An die Stelle von starren Masterplänen sollte das Prinzip der Selektion rücken, das heißt kleine Variationen und das Lernen aus deren Ergebnissen. Konkret heißt das: Mutig experimentieren, Irrtümer zulassen, Feedback ernst nehmen. Wer resilient sein will, braucht die Fähigkeit, auf Veränderungen agil zu reagieren, und das gelingt besser mit einem evolutionären Denken.
Onpulson: In der Natur sind Anpassungsfähigkeit und Selbstorganisation überlebenswichtig. Wie lassen sich diese Eigenschaften sinnvoll auf Organisationen und Teams übertragen – besonders vor dem Hintergrund hybrider Arbeitsmodelle?

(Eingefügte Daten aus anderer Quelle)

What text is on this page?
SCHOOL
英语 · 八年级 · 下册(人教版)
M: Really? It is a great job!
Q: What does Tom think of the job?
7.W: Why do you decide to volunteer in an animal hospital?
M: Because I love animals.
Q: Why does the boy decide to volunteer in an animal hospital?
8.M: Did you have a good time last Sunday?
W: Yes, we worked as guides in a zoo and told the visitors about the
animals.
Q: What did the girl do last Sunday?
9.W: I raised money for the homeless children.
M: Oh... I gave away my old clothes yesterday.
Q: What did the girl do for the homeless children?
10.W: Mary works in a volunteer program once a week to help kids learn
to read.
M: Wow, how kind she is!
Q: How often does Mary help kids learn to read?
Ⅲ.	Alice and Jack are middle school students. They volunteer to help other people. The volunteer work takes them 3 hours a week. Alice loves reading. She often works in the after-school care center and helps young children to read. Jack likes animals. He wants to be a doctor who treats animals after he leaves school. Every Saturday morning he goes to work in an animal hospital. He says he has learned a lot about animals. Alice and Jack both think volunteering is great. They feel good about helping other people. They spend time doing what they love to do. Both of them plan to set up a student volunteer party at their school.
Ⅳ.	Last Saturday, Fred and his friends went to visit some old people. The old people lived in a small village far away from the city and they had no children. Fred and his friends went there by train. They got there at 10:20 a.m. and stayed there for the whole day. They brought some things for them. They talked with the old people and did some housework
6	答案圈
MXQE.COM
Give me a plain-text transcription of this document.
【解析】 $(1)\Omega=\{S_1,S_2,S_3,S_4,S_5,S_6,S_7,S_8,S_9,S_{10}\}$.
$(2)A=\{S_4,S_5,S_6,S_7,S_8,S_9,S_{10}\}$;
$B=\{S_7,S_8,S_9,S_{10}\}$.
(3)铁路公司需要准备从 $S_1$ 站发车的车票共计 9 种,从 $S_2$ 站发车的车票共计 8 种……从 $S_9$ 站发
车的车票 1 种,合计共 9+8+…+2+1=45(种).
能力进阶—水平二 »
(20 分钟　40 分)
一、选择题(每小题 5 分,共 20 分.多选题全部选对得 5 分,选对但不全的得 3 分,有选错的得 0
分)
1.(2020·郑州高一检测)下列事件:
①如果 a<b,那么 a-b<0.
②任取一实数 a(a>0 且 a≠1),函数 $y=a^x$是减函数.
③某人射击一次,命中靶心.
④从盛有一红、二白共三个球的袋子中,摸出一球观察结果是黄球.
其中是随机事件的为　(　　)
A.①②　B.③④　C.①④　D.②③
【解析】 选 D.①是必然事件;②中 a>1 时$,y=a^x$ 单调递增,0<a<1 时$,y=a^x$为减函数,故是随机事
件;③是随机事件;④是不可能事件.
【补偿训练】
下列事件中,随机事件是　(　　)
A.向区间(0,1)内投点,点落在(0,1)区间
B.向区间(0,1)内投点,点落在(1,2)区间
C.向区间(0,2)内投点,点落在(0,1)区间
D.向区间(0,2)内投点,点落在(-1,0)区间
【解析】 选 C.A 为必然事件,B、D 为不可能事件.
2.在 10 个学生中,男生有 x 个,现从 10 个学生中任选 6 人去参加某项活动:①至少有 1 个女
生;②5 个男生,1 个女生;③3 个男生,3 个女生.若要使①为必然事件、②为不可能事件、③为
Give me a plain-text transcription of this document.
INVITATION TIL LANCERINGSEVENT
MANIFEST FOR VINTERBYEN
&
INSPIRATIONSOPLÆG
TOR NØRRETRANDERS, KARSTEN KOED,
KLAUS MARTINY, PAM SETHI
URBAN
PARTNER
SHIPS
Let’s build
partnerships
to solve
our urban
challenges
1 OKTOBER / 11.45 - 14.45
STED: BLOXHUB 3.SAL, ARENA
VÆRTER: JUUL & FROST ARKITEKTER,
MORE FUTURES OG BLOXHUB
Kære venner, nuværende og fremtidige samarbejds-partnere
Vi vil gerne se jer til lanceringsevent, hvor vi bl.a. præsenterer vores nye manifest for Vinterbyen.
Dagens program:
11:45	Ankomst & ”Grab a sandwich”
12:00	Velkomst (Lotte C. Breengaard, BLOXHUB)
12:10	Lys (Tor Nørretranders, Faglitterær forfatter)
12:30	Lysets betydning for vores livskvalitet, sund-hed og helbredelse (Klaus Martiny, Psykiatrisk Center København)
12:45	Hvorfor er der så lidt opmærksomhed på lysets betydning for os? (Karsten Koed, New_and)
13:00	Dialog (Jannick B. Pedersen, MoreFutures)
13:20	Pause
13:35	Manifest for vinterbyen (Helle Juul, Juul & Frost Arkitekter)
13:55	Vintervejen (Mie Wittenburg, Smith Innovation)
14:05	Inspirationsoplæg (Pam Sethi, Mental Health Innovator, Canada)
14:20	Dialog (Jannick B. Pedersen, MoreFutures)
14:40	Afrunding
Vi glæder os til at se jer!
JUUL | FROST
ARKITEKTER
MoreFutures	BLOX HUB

Christine Trimpel: Zentralistische Steuerung existiert nicht in der Natur. Zellen zum Beispiel funktionieren ohne „Chef“ und trotzdem entsteht hochgradig koordinierte Ordnung. Dieses Prinzip der Selbstorganisation lässt sich auch auf Teams übertragen, besonders in hybriden oder dezentralen Arbeitsumfeldern. Was es dafür braucht, sind psychologische Sicherheit, klare Rahmenbedingungen und die Möglichkeit, Entscheidungen dort zu treffen, wo das Wissen vorhanden ist.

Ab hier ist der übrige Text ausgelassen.